2023 Indonesian TV series or program

Comedy Island Indonesia is a improv comedy and reality competition television series directed by Patrick Effendy. Produced by BASE Entertainment, in association with Amazon Studios and features Tora Sudiro, Asri Welas and Cinta Laura.
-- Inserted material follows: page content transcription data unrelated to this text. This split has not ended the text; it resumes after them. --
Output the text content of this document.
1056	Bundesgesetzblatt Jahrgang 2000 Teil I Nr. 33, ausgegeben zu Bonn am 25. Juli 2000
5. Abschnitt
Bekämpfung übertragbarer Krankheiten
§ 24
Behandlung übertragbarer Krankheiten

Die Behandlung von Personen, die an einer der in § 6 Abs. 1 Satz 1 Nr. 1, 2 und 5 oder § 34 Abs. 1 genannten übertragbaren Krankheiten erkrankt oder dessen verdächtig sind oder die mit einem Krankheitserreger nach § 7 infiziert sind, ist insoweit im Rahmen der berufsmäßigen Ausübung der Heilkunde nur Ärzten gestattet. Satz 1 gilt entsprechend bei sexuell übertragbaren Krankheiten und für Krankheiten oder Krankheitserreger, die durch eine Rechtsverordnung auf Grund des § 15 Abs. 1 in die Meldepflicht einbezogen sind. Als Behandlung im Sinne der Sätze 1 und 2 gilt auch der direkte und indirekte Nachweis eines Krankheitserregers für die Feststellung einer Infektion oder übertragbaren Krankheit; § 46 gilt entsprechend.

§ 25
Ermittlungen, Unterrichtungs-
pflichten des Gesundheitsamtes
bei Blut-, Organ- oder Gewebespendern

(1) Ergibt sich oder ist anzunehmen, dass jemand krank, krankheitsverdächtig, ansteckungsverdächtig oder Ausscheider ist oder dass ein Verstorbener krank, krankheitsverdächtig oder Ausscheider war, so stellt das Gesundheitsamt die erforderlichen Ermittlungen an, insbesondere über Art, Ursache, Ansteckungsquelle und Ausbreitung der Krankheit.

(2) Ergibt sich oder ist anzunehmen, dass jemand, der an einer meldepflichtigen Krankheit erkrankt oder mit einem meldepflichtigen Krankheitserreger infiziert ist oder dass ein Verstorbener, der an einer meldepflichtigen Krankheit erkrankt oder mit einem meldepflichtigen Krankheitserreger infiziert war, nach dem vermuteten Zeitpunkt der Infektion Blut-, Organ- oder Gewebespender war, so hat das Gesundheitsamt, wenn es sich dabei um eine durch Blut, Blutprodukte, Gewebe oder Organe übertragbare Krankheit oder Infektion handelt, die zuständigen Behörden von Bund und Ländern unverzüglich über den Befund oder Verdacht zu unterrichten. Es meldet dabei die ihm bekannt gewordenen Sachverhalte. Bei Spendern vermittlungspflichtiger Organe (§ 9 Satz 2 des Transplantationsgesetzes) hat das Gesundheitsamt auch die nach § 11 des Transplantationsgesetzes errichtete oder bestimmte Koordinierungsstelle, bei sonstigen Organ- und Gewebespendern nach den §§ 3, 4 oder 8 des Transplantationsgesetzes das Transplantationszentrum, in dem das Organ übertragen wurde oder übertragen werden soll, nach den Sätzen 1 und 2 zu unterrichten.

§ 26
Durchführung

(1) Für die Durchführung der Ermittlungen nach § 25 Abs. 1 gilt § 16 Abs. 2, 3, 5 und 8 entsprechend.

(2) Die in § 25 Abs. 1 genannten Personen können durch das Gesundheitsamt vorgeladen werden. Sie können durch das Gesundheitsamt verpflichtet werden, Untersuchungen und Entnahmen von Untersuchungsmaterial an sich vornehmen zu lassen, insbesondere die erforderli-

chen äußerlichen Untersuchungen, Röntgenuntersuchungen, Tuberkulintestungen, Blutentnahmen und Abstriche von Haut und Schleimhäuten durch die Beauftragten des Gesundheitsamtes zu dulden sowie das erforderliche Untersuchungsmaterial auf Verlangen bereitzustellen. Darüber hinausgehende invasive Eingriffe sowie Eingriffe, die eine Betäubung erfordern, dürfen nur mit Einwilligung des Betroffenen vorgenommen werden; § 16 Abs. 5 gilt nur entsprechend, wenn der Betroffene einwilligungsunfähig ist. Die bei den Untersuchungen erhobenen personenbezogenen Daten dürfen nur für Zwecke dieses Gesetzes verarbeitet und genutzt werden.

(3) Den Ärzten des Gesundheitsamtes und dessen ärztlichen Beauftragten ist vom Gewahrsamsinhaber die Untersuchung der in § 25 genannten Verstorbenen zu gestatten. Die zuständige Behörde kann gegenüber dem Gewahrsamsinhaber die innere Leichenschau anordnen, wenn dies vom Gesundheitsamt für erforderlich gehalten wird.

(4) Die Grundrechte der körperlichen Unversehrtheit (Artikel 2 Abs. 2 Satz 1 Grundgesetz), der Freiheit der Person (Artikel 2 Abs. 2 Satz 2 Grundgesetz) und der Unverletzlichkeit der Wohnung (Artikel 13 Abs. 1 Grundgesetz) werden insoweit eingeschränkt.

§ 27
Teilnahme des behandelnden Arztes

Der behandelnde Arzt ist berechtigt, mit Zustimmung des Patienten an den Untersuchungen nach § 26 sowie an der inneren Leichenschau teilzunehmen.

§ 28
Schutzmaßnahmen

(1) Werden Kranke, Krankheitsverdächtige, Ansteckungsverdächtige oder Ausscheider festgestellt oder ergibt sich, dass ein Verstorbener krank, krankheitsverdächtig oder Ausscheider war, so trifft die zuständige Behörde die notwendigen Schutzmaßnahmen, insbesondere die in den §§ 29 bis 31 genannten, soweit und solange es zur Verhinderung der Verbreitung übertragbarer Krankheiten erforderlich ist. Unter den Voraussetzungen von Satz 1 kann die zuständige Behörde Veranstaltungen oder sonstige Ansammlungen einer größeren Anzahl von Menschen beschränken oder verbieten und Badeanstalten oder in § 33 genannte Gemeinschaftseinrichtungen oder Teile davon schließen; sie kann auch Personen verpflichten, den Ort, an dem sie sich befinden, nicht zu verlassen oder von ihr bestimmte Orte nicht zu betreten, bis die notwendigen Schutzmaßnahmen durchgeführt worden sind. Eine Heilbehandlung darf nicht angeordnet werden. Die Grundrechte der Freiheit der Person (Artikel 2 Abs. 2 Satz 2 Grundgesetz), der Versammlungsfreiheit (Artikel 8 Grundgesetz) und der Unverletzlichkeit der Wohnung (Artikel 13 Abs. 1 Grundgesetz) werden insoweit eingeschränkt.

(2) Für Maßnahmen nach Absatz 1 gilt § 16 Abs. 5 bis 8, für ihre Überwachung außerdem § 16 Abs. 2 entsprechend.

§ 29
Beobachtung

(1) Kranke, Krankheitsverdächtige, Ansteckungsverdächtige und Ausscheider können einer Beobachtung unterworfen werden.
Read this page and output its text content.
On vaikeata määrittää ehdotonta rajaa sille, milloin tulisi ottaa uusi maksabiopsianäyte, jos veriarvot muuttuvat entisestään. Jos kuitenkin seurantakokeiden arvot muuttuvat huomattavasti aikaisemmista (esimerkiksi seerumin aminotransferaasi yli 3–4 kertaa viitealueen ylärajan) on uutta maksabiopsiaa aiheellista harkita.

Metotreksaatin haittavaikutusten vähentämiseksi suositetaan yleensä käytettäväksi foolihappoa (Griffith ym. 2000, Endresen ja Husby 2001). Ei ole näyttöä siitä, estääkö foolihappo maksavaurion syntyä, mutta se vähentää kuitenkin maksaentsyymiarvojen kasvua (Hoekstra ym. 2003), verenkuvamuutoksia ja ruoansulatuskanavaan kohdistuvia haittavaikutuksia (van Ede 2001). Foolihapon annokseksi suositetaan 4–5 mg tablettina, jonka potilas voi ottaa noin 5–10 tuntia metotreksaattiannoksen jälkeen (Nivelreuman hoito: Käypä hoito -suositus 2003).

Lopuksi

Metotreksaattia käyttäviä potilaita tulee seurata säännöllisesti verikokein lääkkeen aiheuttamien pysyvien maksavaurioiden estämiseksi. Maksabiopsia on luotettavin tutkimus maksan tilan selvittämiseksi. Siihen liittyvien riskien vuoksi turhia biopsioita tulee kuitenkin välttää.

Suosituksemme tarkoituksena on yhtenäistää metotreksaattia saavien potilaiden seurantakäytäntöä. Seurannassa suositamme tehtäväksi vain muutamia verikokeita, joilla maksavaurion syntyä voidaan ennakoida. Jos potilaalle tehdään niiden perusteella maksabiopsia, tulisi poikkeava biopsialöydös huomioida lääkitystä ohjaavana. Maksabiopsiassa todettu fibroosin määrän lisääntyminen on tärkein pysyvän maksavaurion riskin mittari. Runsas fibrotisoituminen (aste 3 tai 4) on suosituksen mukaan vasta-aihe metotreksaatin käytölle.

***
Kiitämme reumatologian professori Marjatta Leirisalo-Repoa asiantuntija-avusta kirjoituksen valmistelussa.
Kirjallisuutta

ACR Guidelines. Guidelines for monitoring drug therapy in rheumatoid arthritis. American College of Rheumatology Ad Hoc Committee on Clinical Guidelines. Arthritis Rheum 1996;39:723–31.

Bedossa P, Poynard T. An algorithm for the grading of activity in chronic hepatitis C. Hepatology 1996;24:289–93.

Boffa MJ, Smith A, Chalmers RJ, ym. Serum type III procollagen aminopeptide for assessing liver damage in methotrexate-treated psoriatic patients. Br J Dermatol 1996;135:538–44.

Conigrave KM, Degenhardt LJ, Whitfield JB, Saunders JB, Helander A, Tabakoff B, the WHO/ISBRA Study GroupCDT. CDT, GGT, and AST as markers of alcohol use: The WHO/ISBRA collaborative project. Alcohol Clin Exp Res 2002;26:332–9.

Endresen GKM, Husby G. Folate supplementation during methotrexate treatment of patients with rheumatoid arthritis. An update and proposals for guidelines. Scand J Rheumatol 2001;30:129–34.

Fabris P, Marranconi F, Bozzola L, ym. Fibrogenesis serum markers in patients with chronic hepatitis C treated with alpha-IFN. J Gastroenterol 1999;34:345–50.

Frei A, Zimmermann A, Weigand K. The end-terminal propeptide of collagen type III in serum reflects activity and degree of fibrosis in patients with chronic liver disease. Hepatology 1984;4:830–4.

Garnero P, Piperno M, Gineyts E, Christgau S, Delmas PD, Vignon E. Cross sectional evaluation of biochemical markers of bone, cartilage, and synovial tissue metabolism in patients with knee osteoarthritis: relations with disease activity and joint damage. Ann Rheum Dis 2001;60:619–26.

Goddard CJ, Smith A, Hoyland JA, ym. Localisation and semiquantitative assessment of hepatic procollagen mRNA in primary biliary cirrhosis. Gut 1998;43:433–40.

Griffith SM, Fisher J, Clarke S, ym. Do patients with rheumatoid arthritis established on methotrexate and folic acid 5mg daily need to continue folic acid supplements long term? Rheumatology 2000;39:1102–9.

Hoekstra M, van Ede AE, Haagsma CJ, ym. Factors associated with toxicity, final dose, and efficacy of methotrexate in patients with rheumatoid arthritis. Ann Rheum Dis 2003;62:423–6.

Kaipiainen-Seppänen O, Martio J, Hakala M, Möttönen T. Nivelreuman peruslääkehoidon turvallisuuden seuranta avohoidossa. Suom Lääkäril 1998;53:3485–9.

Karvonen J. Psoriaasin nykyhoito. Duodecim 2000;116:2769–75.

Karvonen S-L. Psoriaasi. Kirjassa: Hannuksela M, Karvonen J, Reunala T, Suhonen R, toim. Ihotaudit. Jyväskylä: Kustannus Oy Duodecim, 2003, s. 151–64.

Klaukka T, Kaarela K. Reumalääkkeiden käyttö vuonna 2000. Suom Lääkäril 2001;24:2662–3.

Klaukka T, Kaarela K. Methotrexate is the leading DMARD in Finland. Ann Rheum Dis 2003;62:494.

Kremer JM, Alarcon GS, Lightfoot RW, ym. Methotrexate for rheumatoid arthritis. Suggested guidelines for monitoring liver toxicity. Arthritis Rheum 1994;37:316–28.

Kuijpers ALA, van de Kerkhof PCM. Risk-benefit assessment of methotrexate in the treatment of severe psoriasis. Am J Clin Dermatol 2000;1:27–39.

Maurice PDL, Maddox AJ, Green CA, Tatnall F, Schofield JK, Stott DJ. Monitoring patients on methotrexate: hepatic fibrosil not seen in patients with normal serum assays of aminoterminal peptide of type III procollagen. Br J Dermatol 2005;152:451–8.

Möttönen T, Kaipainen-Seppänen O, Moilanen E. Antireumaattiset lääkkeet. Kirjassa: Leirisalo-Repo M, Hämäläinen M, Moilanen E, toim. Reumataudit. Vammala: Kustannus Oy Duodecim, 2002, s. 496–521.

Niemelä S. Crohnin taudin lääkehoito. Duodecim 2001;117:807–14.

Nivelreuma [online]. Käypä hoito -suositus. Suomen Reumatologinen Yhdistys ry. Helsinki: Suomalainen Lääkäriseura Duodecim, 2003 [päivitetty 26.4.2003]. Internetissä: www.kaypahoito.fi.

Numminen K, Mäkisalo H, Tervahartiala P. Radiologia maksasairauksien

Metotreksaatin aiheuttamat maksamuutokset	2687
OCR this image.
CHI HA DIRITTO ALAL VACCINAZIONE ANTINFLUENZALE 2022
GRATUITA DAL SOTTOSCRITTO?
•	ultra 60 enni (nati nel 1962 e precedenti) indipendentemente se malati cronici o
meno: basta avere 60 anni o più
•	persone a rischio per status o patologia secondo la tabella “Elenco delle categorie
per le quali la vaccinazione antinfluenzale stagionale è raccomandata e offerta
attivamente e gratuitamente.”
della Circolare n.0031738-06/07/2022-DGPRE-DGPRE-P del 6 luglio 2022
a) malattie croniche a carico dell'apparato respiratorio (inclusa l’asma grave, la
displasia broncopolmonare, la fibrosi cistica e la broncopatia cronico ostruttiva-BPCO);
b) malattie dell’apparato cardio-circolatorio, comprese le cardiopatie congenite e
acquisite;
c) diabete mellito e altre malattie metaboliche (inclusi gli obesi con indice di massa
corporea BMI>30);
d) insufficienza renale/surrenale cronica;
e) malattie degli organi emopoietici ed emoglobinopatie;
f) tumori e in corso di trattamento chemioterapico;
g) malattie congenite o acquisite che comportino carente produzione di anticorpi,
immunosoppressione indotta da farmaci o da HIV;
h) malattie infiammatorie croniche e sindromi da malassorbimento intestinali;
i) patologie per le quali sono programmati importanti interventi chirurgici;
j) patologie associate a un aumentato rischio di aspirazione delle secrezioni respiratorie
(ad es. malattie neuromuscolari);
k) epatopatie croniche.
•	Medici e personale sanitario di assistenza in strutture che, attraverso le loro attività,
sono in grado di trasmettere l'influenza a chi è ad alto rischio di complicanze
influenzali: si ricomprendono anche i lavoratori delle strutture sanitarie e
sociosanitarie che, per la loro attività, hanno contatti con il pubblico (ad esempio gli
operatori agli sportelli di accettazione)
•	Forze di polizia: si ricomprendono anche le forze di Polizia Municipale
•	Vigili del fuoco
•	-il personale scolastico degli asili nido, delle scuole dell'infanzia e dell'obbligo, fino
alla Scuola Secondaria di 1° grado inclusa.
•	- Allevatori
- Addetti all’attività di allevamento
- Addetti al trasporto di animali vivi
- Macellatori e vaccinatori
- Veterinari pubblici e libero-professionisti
It premiered on Amazon Prime Video on November 9, 2023.

== Cast ==
- Tora Sudiro
- Asri Welas
- Cinta Laura
- Nirina Zubir
- Aming
- Tretan Muslim
- Dustin Tiffani
- Mang Osa
- Uus
- Onadio Leonardo
- Muzakki Ramdhan

== Episodes ==

| No. overall | No. in season | Title | Original release date |
|---|---|---|---|
| 1 | 1 | "Completely Stranded" | November 9, 2023 |
| 2 | 2 | "The Pirates' Comedy Show" | November 9, 2023 |
| 3 | 3 | "Escape Gone Wrong" | November 9, 2023 |
| 4 | 4 | "Aming's Intervention" | November 9, 2023 |
| 5 | 5 | "An Escape Plan" | November 9, 2023 |
| 6 | 6 | "Fight & Flight" | November 9, 2023 |

== Production ==
The series was announced on Amazon Prime Video. The principal photography of the series commenced in 2022 in Thailand.